At the time, "Chumash" was a broad identifier for peoples along the coast and for their inland neighbors including the Tataviam of the Santa Clarita Valley. Of particular interest to local readers, on a return trip Bowers purchased Tataviam cultural materials (identified as Chumash) from the discoverers of a cache cave in San Martinez Canyon near today's Val Verde community. Included were four ceremonial staffs, measuring about 18 inches, to which were attached perforated stones. Bowers had a friend at the Peabody Museum, so he sent these "Bowers Cave" items there. But that's not the end of the story.
By the 1890s, the American museums were overflowing with California Indian materials — especially Chumash materials from the Channel Islands. So they began to trade them away to overseas museums for all manner of things they lacked. Among the several items the Peabody traded in 1952 to the South Australian Museum in Adelaide, Australia, was one of the four "sun staffs" found in Bowers Cave.
But the Peabody was a lesser trader. By number, the biggest exporters of California's material culture were the Smithsonian; the Museum of the American Indian, founded in New York in 1916 by a wealthy collector and which by 1956 contained more than 3 million pieces; and the Denver Art Museum, whose curator from 1948-1951 was a World War II veteran who served in the South Pacific and traded many of the museum's California materials for the Oceanic objects that interested him. "As a consequence, noteworthy assemblages of California basketry that were once owned by the Denver Art Museum or formed part of (curator Eric) Douglas' own collection can now be found in museums in London, Oxford, Edinburgh, Gent, Göteborg, Stockholm and Helsinki" (Blackburn & Hudson 1990:44).

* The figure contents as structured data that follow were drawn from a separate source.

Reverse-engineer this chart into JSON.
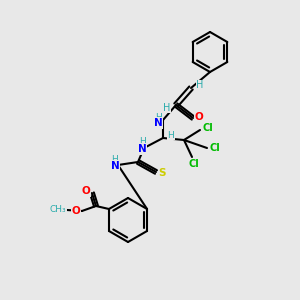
{
  "background_color": "#e8e8e8",
  "bond_color": "#000000",
  "atom_colors": {
    "C": "#000000",
    "H": "#2aabab",
    "N": "#0000ff",
    "O": "#ff0000",
    "S": "#cccc00",
    "Cl": "#00bb00"
  },
  "figsize": [
    3.0,
    3.0
  ],
  "dpi": 100
}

"It is interesting to note that virtually all of the materials in question can be traced to only a few specific institutions: the Smithsonian Institution, the Museum of the American Indian, the Denver Art Museum, the Lowie Museum at Berkeley, the Peabody Museum at Harvard, the Field Museum (Chicago), and the Logan Museum in Beloit (Wis.)" (Blackburn & Hudson 1990:38).
In sum, we see three distinct periods of removal of California Indian cultural material. First, European explorers collected ethnological materials and unearthed artifacts for several decades prior to — and several decades after — California became a part of the United States. Second, the United States, via the congressionally funded Smithsonian Institution and similar entities, exacerbated the situation in the latter half of the 19th Century and beyond by officially sanctioning "specimen"-collecting expeditions. Third, the major U.S. institutions traded away much of the collected material, scattering it to all corners of the globe.